Please help me out with this.

Thanks in Advance.

Divya Arya
  • 439
  • 5
  • 22

3 Answers3

10

I recently got the solution of local file reading from Apache Livy as I was creating the wrong request with cURL. I just replaced file reading protocol from 'file://' with 'local:/' and that works for me.

curl -X POST --data '{
  "file": "local:/home/user/myProject/target/scala-2.11/simple-project_2.11-1.0.jar",
  "className": "SimpleApp",
}'  
-H 
"Content-Type: application/json" 
http://server:8998/batches

That was quite a small mistake but still, my jar file cannot be accessed from HDFS.

Thank you all for helping out.

Divya Arya
  • 439
  • 5
  • 22
0

Presence of Apache Livy jar file is the mandatory requirement. It wouldn't work without the corresponding jar file.

My advice is next: just append livy jar file to classpath with java's cp option:

java -cp /usr/local/livy.jar com.myclass.Main

or simply use SBT:

libraryDependencies += "org.apache.livy" % "livy-api" % "0.4.0-incubating"

Maven:

<dependency>
    <groupId>org.apache.livy</groupId>
    <artifactId>livy-api</artifactId>
    <version>0.4.0-incubating</version>
</dependency>

Or your favorite build tool.

BTW, you also can upload livy jar file to HDFS and use it on your Hadoop cluster, it can significantly simplify your life.

koiralo
  • 22,594
  • 6
  • 51
  • 72
  • I tried with hdfs as well but I still had issues with that.
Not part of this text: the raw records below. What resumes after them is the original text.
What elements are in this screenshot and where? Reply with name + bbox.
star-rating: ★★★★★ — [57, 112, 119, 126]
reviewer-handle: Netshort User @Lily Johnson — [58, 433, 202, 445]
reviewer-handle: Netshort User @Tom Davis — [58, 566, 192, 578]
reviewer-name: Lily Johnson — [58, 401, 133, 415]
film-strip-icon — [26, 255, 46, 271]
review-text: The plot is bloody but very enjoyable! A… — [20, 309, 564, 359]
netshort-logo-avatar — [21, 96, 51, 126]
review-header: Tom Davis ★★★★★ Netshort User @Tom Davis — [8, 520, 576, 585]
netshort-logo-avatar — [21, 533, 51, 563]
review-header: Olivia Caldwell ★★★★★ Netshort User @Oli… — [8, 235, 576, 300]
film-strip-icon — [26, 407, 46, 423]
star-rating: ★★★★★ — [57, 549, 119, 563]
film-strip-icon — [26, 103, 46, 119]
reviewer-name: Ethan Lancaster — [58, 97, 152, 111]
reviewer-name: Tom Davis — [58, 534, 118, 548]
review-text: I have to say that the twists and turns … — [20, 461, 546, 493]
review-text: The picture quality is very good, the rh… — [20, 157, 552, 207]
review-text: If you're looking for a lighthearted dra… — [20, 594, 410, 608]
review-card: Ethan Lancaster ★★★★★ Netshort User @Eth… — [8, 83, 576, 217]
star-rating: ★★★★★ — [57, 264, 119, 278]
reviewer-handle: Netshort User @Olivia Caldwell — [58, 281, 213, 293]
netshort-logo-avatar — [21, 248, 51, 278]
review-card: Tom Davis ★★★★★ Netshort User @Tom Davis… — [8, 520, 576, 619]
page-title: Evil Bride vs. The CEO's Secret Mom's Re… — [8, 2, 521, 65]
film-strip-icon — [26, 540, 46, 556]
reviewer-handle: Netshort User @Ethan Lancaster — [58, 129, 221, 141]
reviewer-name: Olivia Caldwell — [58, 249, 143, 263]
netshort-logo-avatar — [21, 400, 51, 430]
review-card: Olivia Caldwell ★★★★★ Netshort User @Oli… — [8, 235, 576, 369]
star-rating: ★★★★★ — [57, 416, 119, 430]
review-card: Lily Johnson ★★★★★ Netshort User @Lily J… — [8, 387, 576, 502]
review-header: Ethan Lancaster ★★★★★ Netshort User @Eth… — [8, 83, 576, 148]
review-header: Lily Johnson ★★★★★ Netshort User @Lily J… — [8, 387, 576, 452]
You can check my query here- https://stackoverflow.com/questions/50969333/apache-livy-curl-not-working-for-spark-submit-command – Divya Arya Jun 26 '18 at 09:36
  • You have to make `fat jar` file with your codebase + necessary jar - `sbt assembly` or some maven plugin, upload this jar file to `hdfs` and run `spark-submit` with this jar file which is placed on `hdfs` or use `curl` as well. –  Jun 26 '18 at 09:46
  • If you don't want to make a fat jar file and upload it to hdfs, you can consider python scripts, it could be submitted like a plain text withou any jar file. –  Jun 26 '18 at 09:47
  • @Divine I've provided the answer to your another question in details, please, check it. –  Jun 26 '18 at 10:02
0

The below answer worked for me as stated in here Apache Livy cURL not working for spark-submit command

To use local files for livy batch jobs you need to add the local folder to the livy.file.local-dir-whitelist property in livy.conf.

Description from livy.conf.template:

List of local directories from where files are allowed to be added to user sessions. By default it's empty, meaning users can only reference remote URIs when starting their sessions.